If Jane Austen Used Facebook . . .

Grant, Thompson communicating indirectly

What would Sense and Sensibility look like if Jane Austen’s characters used Facebook?

My freshman seminar on Jane Austen took the opportunity to find out last week. The occasion was our college’s “Fall Festival,” a time when all of our first year students gather to present things learned in their courses. We all try to be imaginative.  There were King Lear personality surveys, a video of students performing mathematical concepts on musical instruments, charts on the impact of global warming, original lyrics of social change, and a host of other presentations. My class created Facebook pages for eight Austen characters, using actors from various film versions of Sense and Sensibility for their photos.

The characters we chose were the reserved and stoical Elinor, the passionate Marianne, the quiet and honorable Edward, the irresponsible Willoughby, the conniving Lucy Steele, the noble Colonel Brandon, and the execrable John and Fanny Dashwood. Two students were assigned to each character and we reserved one of our final class periods to have conversations amongst our characters.
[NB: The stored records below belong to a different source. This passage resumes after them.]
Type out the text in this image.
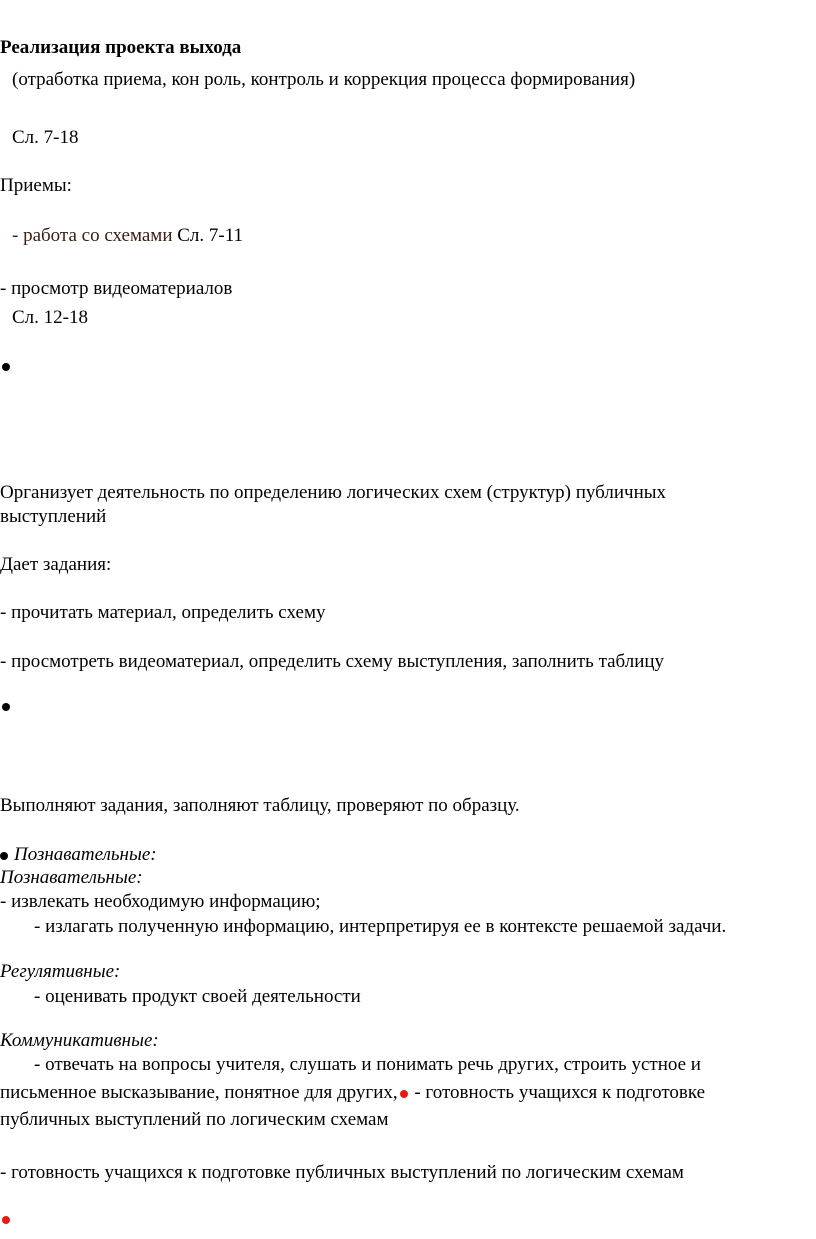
Реализация проекта выхода
(отработка приема, кон роль, контроль и коррекция процесса формирования)
Сл. 7-18
Приемы:
- работа со схемами Сл. 7-11
- просмотр видеоматериалов
Сл. 12-18
Организует деятельность по определению логических схем (структур) публичных
выступлений
Дает задания:
- прочитать материал, определить схему
- просмотреть видеоматериал, определить схему выступления, заполнить таблицу
Выполняют задания, заполняют таблицу, проверяют по образцу.
Познавательные:
Познавательные:
- извлекать необходимую информацию;
- излагать полученную информацию, интерпретируя ее в контексте решаемой задачи.
Регулятивные:
- оценивать продукт своей деятельности
Коммуникативные:
- отвечать на вопросы учителя, слушать и понимать речь других, строить устное и
письменное высказывание, понятное для других, - готовность учащихся к подготовке
публичных выступлений по логическим схемам
- готовность учащихся к подготовке публичных выступлений по логическим схемам
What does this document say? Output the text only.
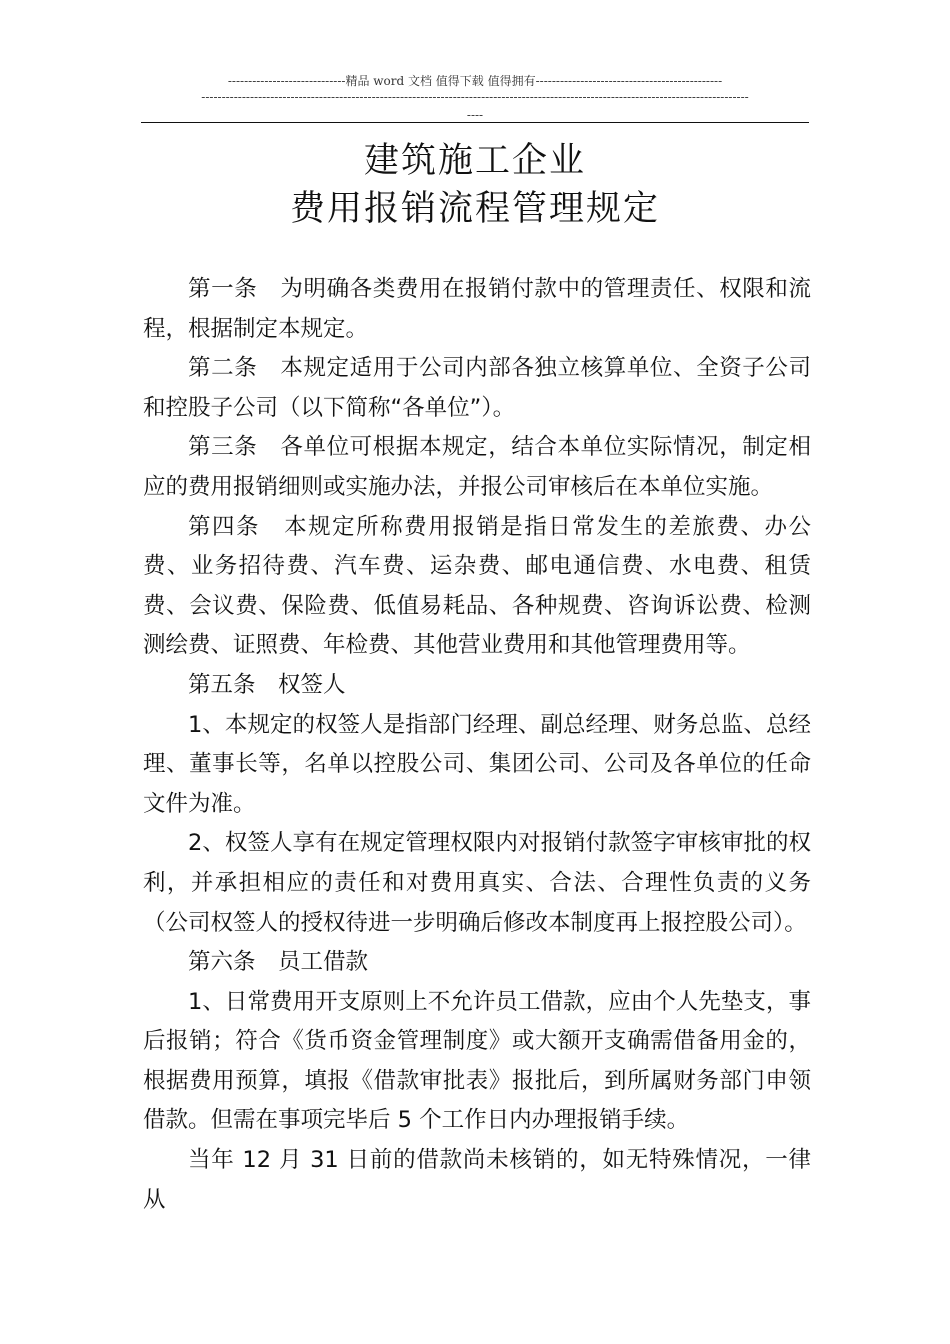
-----------------------------精品 word 文档 值得下载 值得拥有----------------------------------------------
---------------------------------------------------------------------------------------------------------------------------------------
----
建筑施工企业
费用报销流程管理规定

第一条　为明确各类费用在报销付款中的管理责任、权限和流程，根据制定本规定。

第二条　本规定适用于公司内部各独立核算单位、全资子公司和控股子公司（以下简称“各单位”）。

第三条　各单位可根据本规定，结合本单位实际情况，制定相应的费用报销细则或实施办法，并报公司审核后在本单位实施。

第四条　本规定所称费用报销是指日常发生的差旅费、办公费、业务招待费、汽车费、运杂费、邮电通信费、水电费、租赁费、会议费、保险费、低值易耗品、各种规费、咨询诉讼费、检测测绘费、证照费、年检费、其他营业费用和其他管理费用等。

第五条　权签人

1、本规定的权签人是指部门经理、副总经理、财务总监、总经理、董事长等，名单以控股公司、集团公司、公司及各单位的任命文件为准。

2、权签人享有在规定管理权限内对报销付款签字审核审批的权利，并承担相应的责任和对费用真实、合法、合理性负责的义务（公司权签人的授权待进一步明确后修改本制度再上报控股公司）。

第六条　员工借款

1、日常费用开支原则上不允许员工借款，应由个人先垫支，事后报销；符合《货币资金管理制度》或大额开支确需借备用金的，根据费用预算，填报《借款审批表》报批后，到所属财务部门申领借款。但需在事项完毕后 5 个工作日内办理报销手续。

当年 12 月 31 日前的借款尚未核销的，如无特殊情况，一律从
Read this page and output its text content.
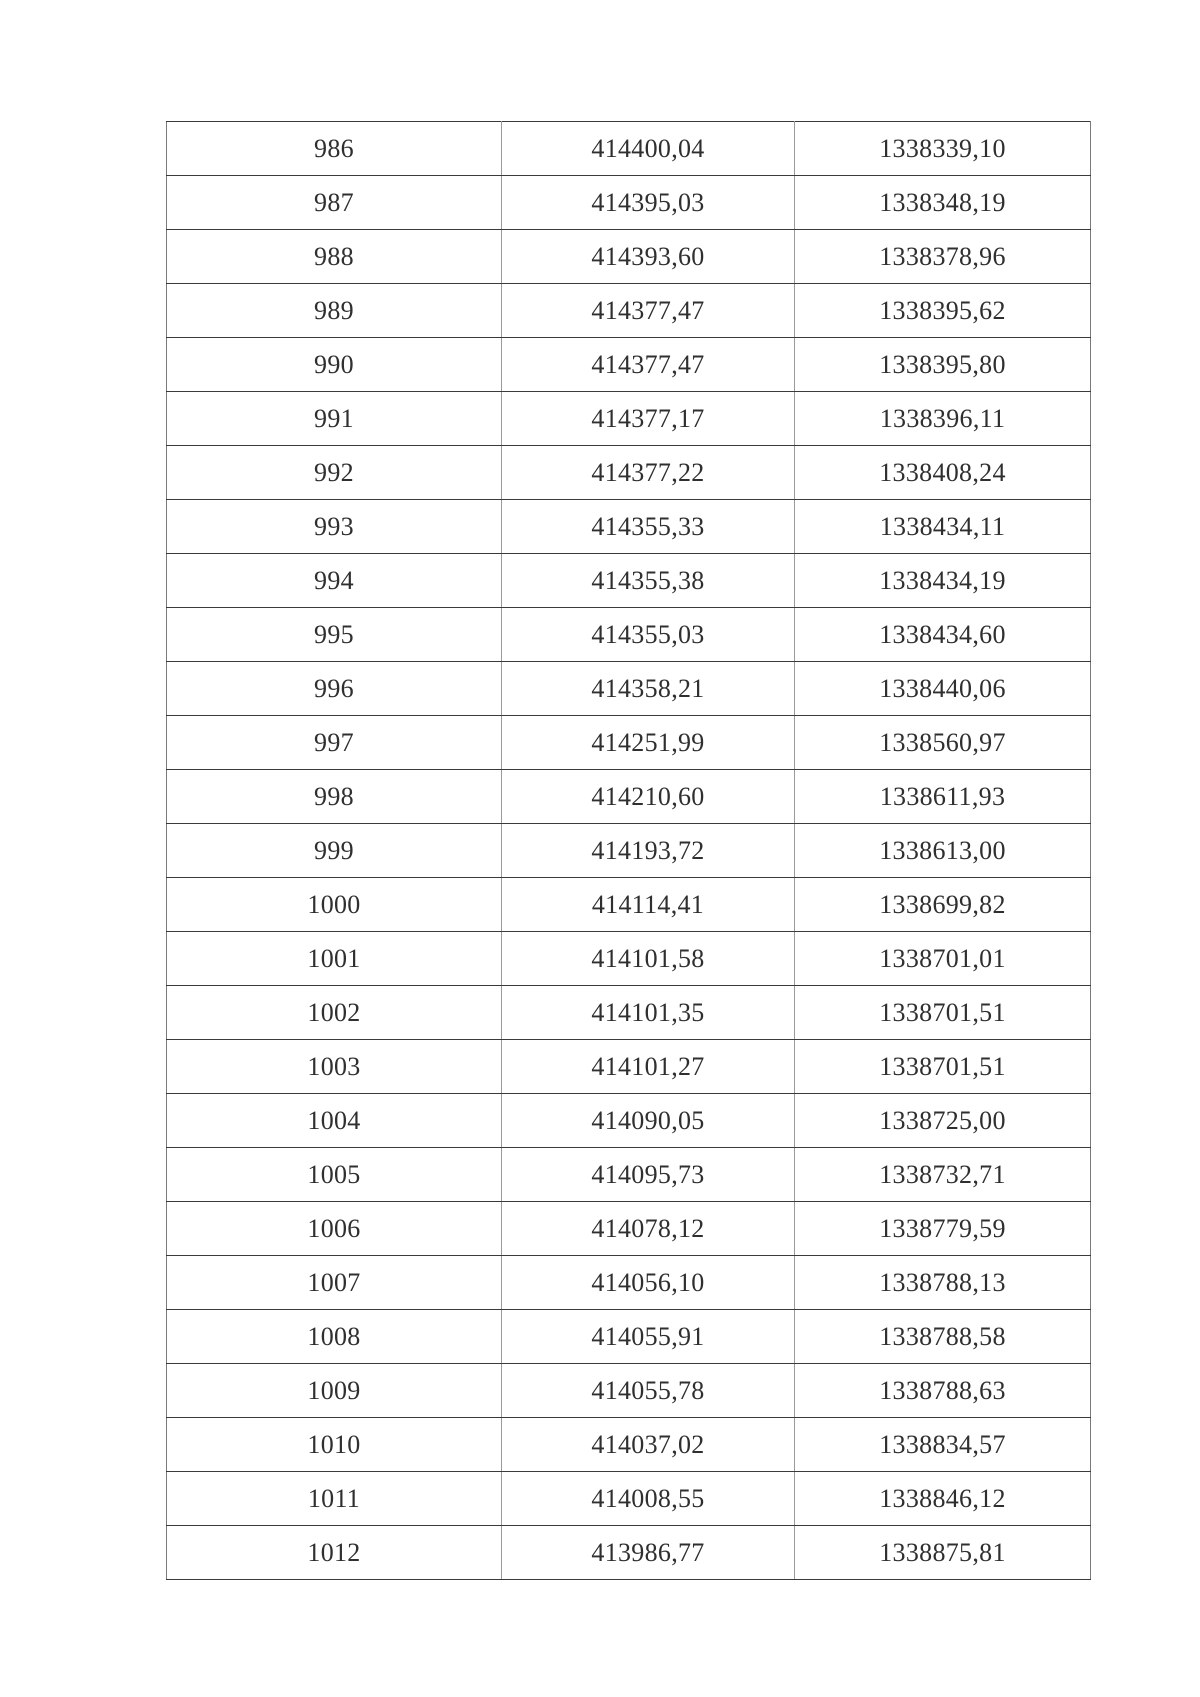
986	414400,04	1338339,10
987	414395,03	1338348,19
988	414393,60	1338378,96
989	414377,47	1338395,62
990	414377,47	1338395,80
991	414377,17	1338396,11
992	414377,22	1338408,24
993	414355,33	1338434,11
994	414355,38	1338434,19
995	414355,03	1338434,60
996	414358,21	1338440,06
997	414251,99	1338560,97
998	414210,60	1338611,93
999	414193,72	1338613,00
1000	414114,41	1338699,82
1001	414101,58	1338701,01
1002	414101,35	1338701,51
1003	414101,27	1338701,51
1004	414090,05	1338725,00
1005	414095,73	1338732,71
1006	414078,12	1338779,59
1007	414056,10	1338788,13
1008	414055,91	1338788,58
1009	414055,78	1338788,63
1010	414037,02	1338834,57
1011	414008,55	1338846,12
1012	413986,77	1338875,81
The students brought their lap tops and Melanie Kokolios, our peer mentor, moved us through the book, telling us when Willoughby has rescued Marianne, when Lucy reveals to Elinor that she is secretly engaged to the man Elinor is in love with, when Marianne learns of Willoughby’s betrayal, when Lucy’s and Edward’s secret comes out, and so on. At each stage, the students reacted as Facebook acquaintances do.  They friended each other, changed their relationship status, announced events (Brandon’s picnic), made sly underhanded remarks, were catty and sometimes downright rude, and so forth.

If you know the novel, you will appreciate the creativity that went into the interchanges.  Here are some examples:

–Elinor was constantly trying to smooth over the disturbances caused by Marianne’s passionate remarks.  She was also very cautious. (As Austen writes of her interactions with Lucy, “Elinor was careful in guarding her countenance from every expression that could give her words a suspicious tendency.”)

–Edward was very quiet and non-committal, especially in response to Lucy’s hints.

–Lucy sucked up to everyone (lots of smiley faces) but at the same time made sly digs at Elinor.

–Marianne became desperate as Willoughby ignored her posts.

–Along the same lines, Brandon kept sending posts to Marianne but received only “like” in reply.

–Fanny Dashwood was wonderfully obnoxious, complaining at one point that the Dashwood sisters had run off with all the best china (even though it is theirs).  Upon learning that Lucy is secretly engaged to Edward, she unloaded with “Get out of my house you nasty b____!”

–John Dashwood seconded everything that Fanny said.

The students thoroughly inhabited the characters and typed madly. I don’t think I’ve ever seen a class so engaged for 75 straight minutes. The room periodically exploded with laughter as the participants appreciated a particularly witty or revealing response. The novel came alive in a new way.

I also learned that, while we are not as bound by social etiquette as the early 19th century, Facebook has its own set of conventions and protocols.  Here are a few, which Melanie had to explain to me:

–It is in bad taste to use tweet hashtags.  Lucy used them all the time.

–It is also rude simply to hit “like” when responding to someone.  Until their “relationship status” changes at the end of the book, this is always how Marianne responded to Brandon.

–Speaking of “relationship status,” it is as big a deal today as it was in Austen’s time. The wonderful Facebook category “It’s complicated” sums up Marianne and Willoughby very well and the students used it. Edward’s status did some wild swings towards the end of the novel.

–While we may think, like Marianne, that we are far more open than Regency England, we still often say one thing while meaning another. (“Very seldom does complete truth belong to any human disclosure,” Austen writes in Emma.)  To cite an instance from the exercise, the students playing Elinor knew that the students playing Lucy were being hypocritical and “Lucy” knew that “Elinor” knew. (At one point Austen shows us what Elinor is thinking: “All this is very pretty; but it can impose upon neither of us.”) Engaging in that dance made them more attuned to Austen’s sophisticated use of irony.

In looking at the entangled conversations, one can understand why Marianne longs for upfront conversations and straightforward from-the-heart relationships.  (Exasperated by Elinor’s reserve at one point, she bursts out, “Neither of us have anything to tell. I because I conceal nothing and you because you communicate nothing.”) But she learns to her sorrow that the dream of open and honest communication is an illusion.  It was an illusion in Austen’s time and it is an illusion today.  Language and human relationships are always shifting.

The class came to understand these complexities in a deep way.